Je fais un de mes petits tours de geek – c'est comme ça qu'on dit dans le milieu. Une performance pensée pour choquer, par exemple en arrachant des têtes de poulets avec ses dents, des trucs dans le genre. Je vais faire mon numéro de dégustation de cigarettes, l'un de ceux que je préfère.

D'après toi, qu'est-ce qui rend Bushwig si unique ?
C'est une réunion de famille. C'est comme si, chaque année, on rencontrait des nouveaux cousins ! Cette famille ne cesse de s'agrandir pour se terminer en méga cousinade sur un weekend. Passer du temps ensemble, se prendre des cuites ensemble, faire le show et fêter les derniers jours de l'été ensemble.


MERRIE CHERRY
De Berkeley, Californie. Drag-queen de Brooklyn

As-tu préparé un numéro spécial ?
Pour tout te dire, ça fait trois ans que je garde ce numéro sous le coude ! J'avais trop peur de le faire avant, mais là je suis arrivée à un moment de ma carrière où je n'en ai plus rien à foutre, donc je me lance. Je fais un numéro sur le 11 septembre – je l'ai répété deux fois, j’ai pleuré dans les deux cas.

Qu'est-ce qui t'a donné envie d'entreprendre cet acte politique ?
Mes numéros sont toujours politiques.

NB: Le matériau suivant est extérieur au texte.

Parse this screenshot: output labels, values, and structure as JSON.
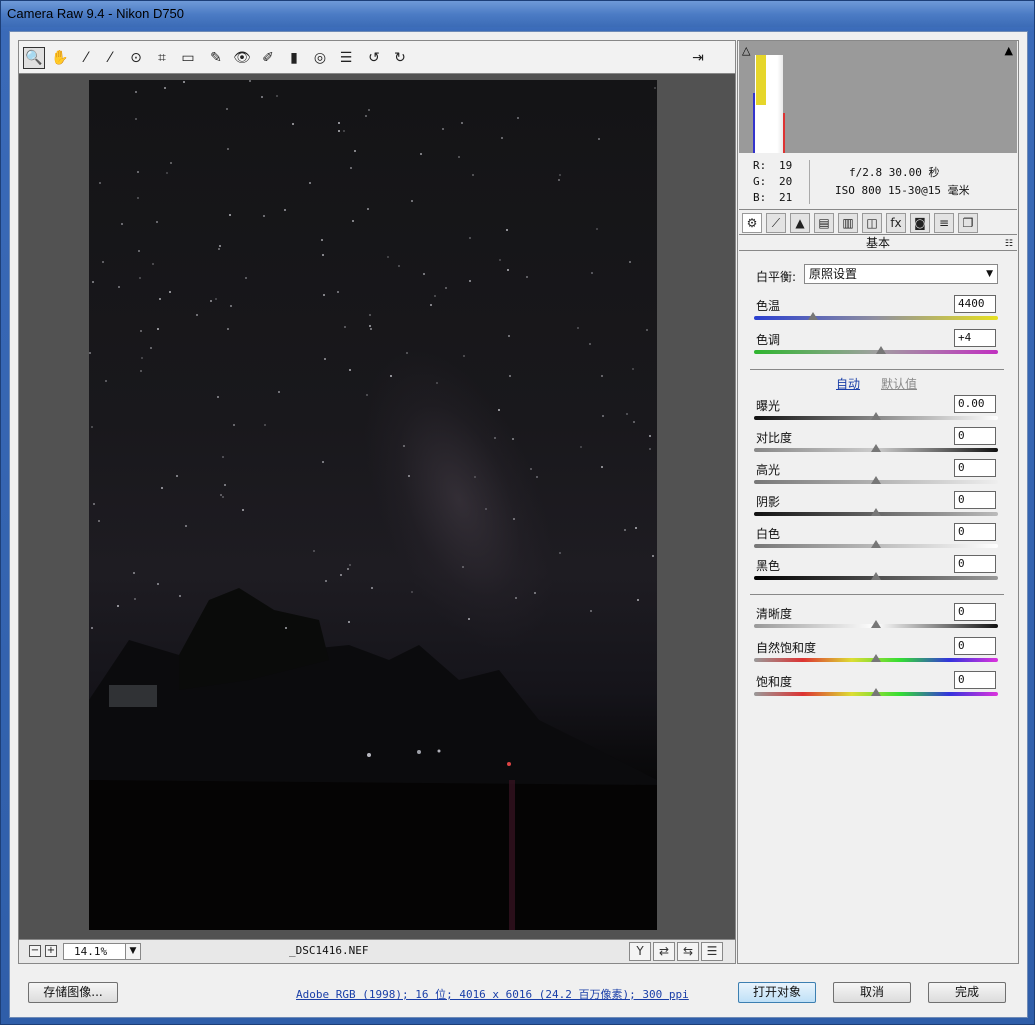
{
  "window": {
    "title": "Camera Raw 9.4 -  Nikon D750"
  },
  "toolbar": {
    "tools": [
      {
        "name": "zoom-tool",
        "icon": "🔍"
      },
      {
        "name": "hand-tool",
        "icon": "✋"
      },
      {
        "name": "white-balance-tool",
        "icon": "⁄"
      },
      {
        "name": "color-sampler-tool",
        "icon": "⁄"
      },
      {
        "name": "targeted-adjustment-tool",
        "icon": "⊙"
      },
      {
        "name": "crop-tool",
        "icon": "⌗"
      },
      {
        "name": "straighten-tool",
        "icon": "▭"
      },
      {
        "name": "spot-removal-tool",
        "icon": "✎"
      },
      {
        "name": "red-eye-tool",
        "icon": "👁"
      },
      {
        "name": "adjustment-brush-tool",
        "icon": "✐"
      },
      {
        "name": "graduated-filter-tool",
        "icon": "▮"
      },
      {
        "name": "radial-filter-tool",
        "icon": "◎"
      },
      {
        "name": "preferences-tool",
        "icon": "☰"
      },
      {
        "name": "rotate-left-tool",
        "icon": "↺"
      },
      {
        "name": "rotate-right-tool",
        "icon": "↻"
      }
    ],
    "export_icon": "⇥"
  },
  "footer_bar": {
    "zoom_minus": "−",
    "zoom_plus": "+",
    "zoom": "14.1%",
    "zoom_arrow": "▼",
    "filename": "_DSC1416.NEF",
    "view_buttons": [
      "Y",
      "⇄",
      "⇆",
      "☰"
    ]
  },
  "readout": {
    "r_label": "R:",
    "r": "19",
    "g_label": "G:",
    "g": "20",
    "b_label": "B:",
    "b": "21",
    "exif_line1": "f/2.8  30.00 秒",
    "exif_line2": "ISO 800  15-30@15 毫米"
  },
  "histogram": {
    "shadow_clip_icon": "△",
    "highlight_clip_icon": "▲"
  },
  "tabs": [
    "⚙",
    "⟋",
    "▲",
    "▤",
    "▥",
    "◫",
    "fx",
    "◙",
    "≡",
    "❐"
  ],
  "panel": {
    "section_title": "基本",
    "menu_icon": "☷",
    "wb_label": "白平衡:",
    "wb_value": "原照设置",
    "wb_arrow": "▼",
    "auto": "自动",
    "default": "默认值",
    "sliders_top": [
      {
        "label": "色温",
        "value": "4400",
        "pos": 0.24
      },
      {
        "label": "色调",
        "value": "+4",
        "pos": 0.52
      }
    ],
    "sliders_tone": [
      {
        "label": "曝光",
        "value": "0.00",
        "pos": 0.5
      },
      {
        "label": "对比度",
        "value": "0",
        "pos": 0.5
      },
      {
        "label": "高光",
        "value": "0",
        "pos": 0.5
      },
      {
        "label": "阴影",
        "value": "0",
        "pos": 0.5
      },
      {
        "label": "白色",
        "value": "0",
        "pos": 0.5
      },
      {
        "label": "黑色",
        "value": "0",
        "pos": 0.5
      }
    ],
    "sliders_presence": [
      {
        "label": "清晰度",
        "value": "0",
        "pos": 0.5
      },
      {
        "label": "自然饱和度",
        "value": "0",
        "pos": 0.5
      },
      {
        "label": "饱和度",
        "value": "0",
        "pos": 0.5
      }
    ]
  },
  "footer": {
    "save_label": "存储图像...",
    "workflow_options": "Adobe RGB (1998); 16 位; 4016 x 6016 (24.2 百万像素); 300 ppi",
    "open_label": "打开对象",
    "cancel_label": "取消",
    "done_label": "完成"
  }
}
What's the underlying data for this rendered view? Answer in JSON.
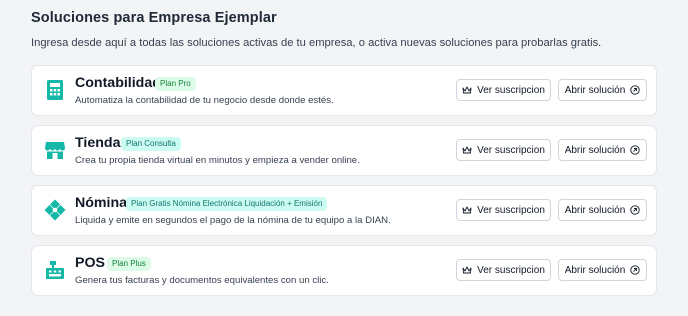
{
  "header": {
    "title": "Soluciones para Empresa Ejemplar",
    "subtitle": "Ingresa desde aquí a todas las soluciones activas de tu empresa, o activa nuevas soluciones para probarlas gratis."
  },
  "cards": [
    {
      "name": "Contabilidad",
      "badge": "Plan Pro",
      "description": "Automatiza la contabilidad de tu negocio desde donde estés.",
      "icon": "calculator-icon",
      "subscription_label": "Ver suscripcion",
      "open_label": "Abrir solución"
    },
    {
      "name": "Tienda",
      "badge": "Plan Consulta",
      "description": "Crea tu propia tienda virtual en minutos y empieza a vender online.",
      "icon": "store-icon",
      "subscription_label": "Ver suscripcion",
      "open_label": "Abrir solución"
    },
    {
      "name": "Nómina",
      "badge": "Plan Gratis Nómina Electrónica Liquidación + Emisión",
      "description": "Liquida y emite en segundos el pago de la nómina de tu equipo a la DIAN.",
      "icon": "payroll-diamond-icon",
      "subscription_label": "Ver suscripcion",
      "open_label": "Abrir solución"
    },
    {
      "name": "POS",
      "badge": "Plan Plus",
      "description": "Genera tus facturas y documentos equivalentes con un clic.",
      "icon": "cash-register-icon",
      "subscription_label": "Ver suscripcion",
      "open_label": "Abrir solución"
    }
  ],
  "colors": {
    "brand_teal": "#14b8a6",
    "badge_green_bg": "#dcfce7",
    "badge_teal_bg": "#ccfbf1"
  }
}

En tant que personne très active dans la communauté drag-queen de Brooklyn et gay en général, j'ai la liberté de faire ce que je veux... et je croise les doigts. En général, je reçois un bon accueil du public. Je pense qu'ils comprendront que c’est ma créativité qui parle et que mes intentions sont bienveillantes.


DIDI BONIVA
De Jacksonville, Floride. Participante annuelle au Bushwig Festival.

Parle-moi de ton look.
Je suis énormément inspirée par le blog Advanced Style. Je veux être une vieille femme très à la mode, très Manhattan. Mon nom – Boniva – est en fait un clin d'œil au complément alimentaire pour combler les carences en calcium des personnes âgées.

En quelle vieille femme préfères-tu t'habiller ?
Iris Apfel. Bien sûr ! J'adore le bruit de ses imposants bracelets. Dans le documentaire Iris, pendant toute la première minute on n'entend que ce bruit de bracelets qui s'entrechoquent et je me disais « C'est tout ce dont ce film a besoin ! »

Qui as-tu le plus hâte de voir sur scène à Bushwig cette année ?
J'étais surexcitée de savoir que Lady Bunny était là parce que je suis une ancienne de Wigstock et je trouve ça très cool qu'elle ait adoubé et soutienne la jeune génération.


UNTITLED QUEEN
De Governors Island, New York. Artiste et lauréate du prix Drag Queen of the Year décerné lors des Brooklyn Nightlife Award.

Parle-moi de ton passé.
Je suis née sur l'île de Governors Island ! C'est une ancienne base militaire qui a été fermée en 96, donc j'y ai vécu jusqu'à mes 12 ans. J'ai étudié l'art à Parsons. Aujourd'hui, je fête mes 31 ans et je suis sur scène pour la quatrième édition du Bushwig.

Tu ne fais pas les choses à moitié avec ce look ! Parle-moi de ton rapport aux vêtements.
Me travestir, ça fait partie de mon art. Je fais les tenues moi-même, ce sont des expériences sculpturales. Je suis artiste comme je suis drag-queen – pour moi, c'est une seule et même chose.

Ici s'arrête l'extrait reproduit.